A New $5 Bill Enters Circulation - Enhanced Security Features Are Easy to Check
PR0813E | Date: 2008-03-14
The first new $5 bill was issued by the Federal Reserve March 13, 2008 during a commemorative transaction at President Lincoln's Cottage at the Soldiers Home in Washington, D.C., a historic site used by the former president as a White House summer retreat. Officials from the Federal Reserve Board, U.S. Treasury, Bureau of Engraving and Printing and U.S. Secret Service ushered the new $5 bill into circulation at the Lincoln Cottage gift shop.
Michael Lambert, Assistant Director, Division of Reserve Bank Operations and Payment Systems at the Federal Reserve Board, spent the first new $5 bill on a book of President Lincoln's speeches. President Lincoln's portrait continues to be featured on this redesign of the $5 bill.

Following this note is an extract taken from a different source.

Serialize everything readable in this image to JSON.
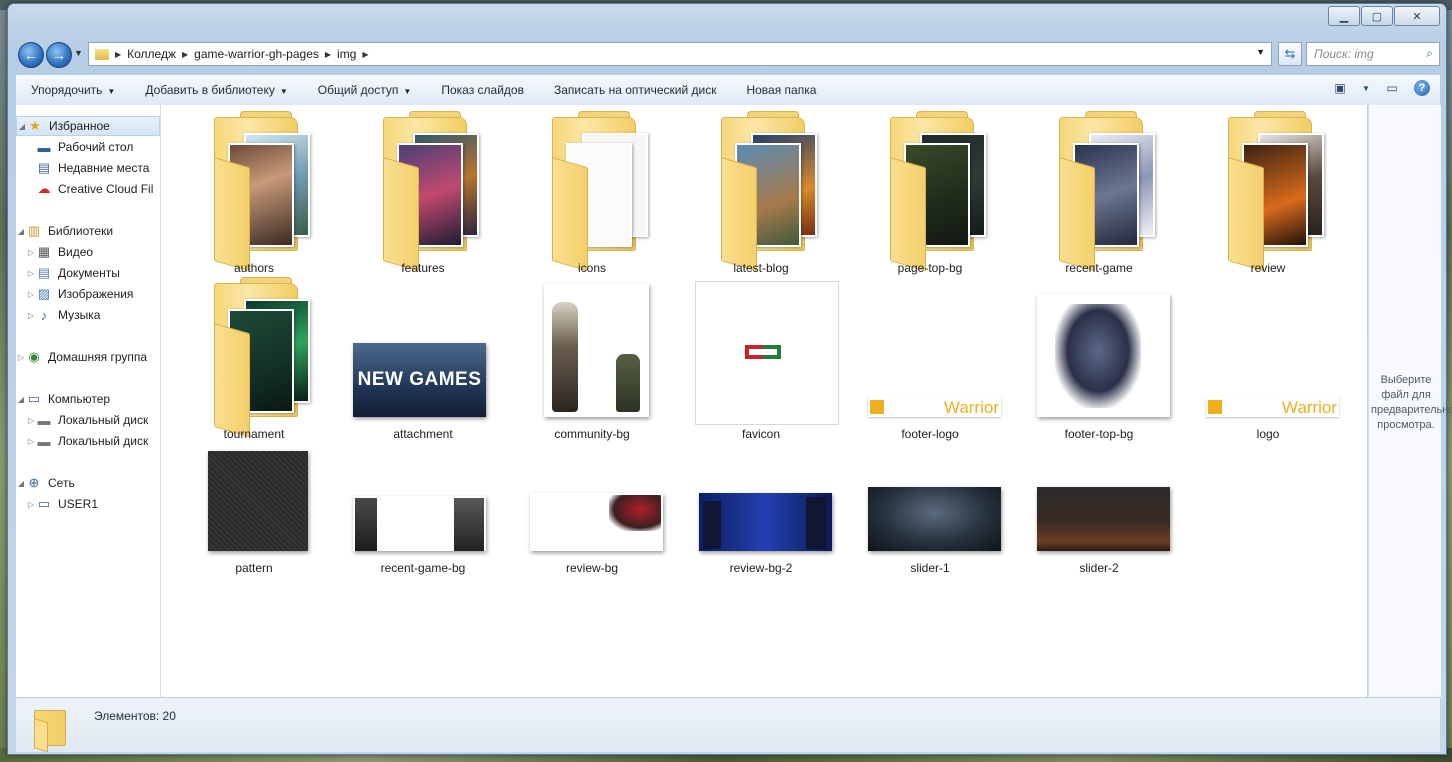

"The redesigned $5 bill's enhanced security features help ensure we stay ahead of counterfeiters and protect your hard-earned money," Lambert said. "It only takes a few seconds to check the new $5 bill to make sure it's genuine. If you know how to check its security features, you can easily be confident it's real. "
Federal Reserve banks began distributing the redesigned $5 bills to customer banks, which will then distribute them to businesses and consumers. The new $5 bill designs will circulate first in the U.S. and gradually spread to other countries as international banks place orders for them from the Federal Reserve. You don't have to trade in your old bills for new ones. Both the new $5 bills and the older-design $5 bills will continue to maintain their full face value.
The new $5 bill incorporates state-of-the-art security features that are easy to use by cash handlers and consumers alike. Hold the bill to the light to check for these features:
- Watermarks: There are now two watermarks on the redesigned $5 bill. A large number "5" watermark is located in a blank space to the right of the portrait replacing the previous watermark portrait of President Lincoln found on the older-design $5 bills. A second watermark column of three smaller 5 has been added to the new $5 bill design and is positioned to the left of the portrait.
- Security Thread: The embedded security thread runs vertically and is now located to the right of the portrait on the redesigned $5 bill. The letters "USA" followed by the number "5" in an alternating pattern are visible along the thread from both sides of the bill. The thread glows blue when held under ultraviolet light.
Every person or business that gets a counterfeit bill experiences a real economic loss, and in 2007, $61.4 million in counterfeit money was passed in the United States. Free educational materials are available to businesses, financial institutions, trade and professional associations, citizen groups and individuals to prepare cash handlers and consumers to recognize the new design and protect themselves against counterfeits. Since 2003, the U.S. government has distributed about 80 million pieces of public education and training materials about the new $5, $10, $20 and $50 bill redesigns. Materials are available to order or download in multiple languages at
As with the redesigned $10, $20 and $50 bills that preceded it, the new $5 bill features an American symbol of freedom printed in the background. The Great Seal of the United States, featuring an eagle and shield, is printed in purple on the front of the bill. Additional design elements include:
- The large, easy-to-read number "5" in the lower right corner on the back of the bill, which helps those with visual impairments distinguish the denomination, has been enlarged in the new $5 bill design and is printed in high-contrast purple ink.
- The oval borders around President Lincoln's portrait on the front and the Lincoln Memorial vignette on the back have been removed. Both engravings have been enhanced.
- Small yellow "05"s are printed to the left of the portrait on the front of the bill and to the right of the Lincoln Memorial vignette on the back.
The new $5 bill's most noticeable design difference is the addition of light purple in the center of the bill, which blends into gray near the edges. Because color can be duplicated, consumers and cash-handlers should use the key security feature-on the new $5 bill, the watermarks and security thread-not color, to check the authenticity of paper money.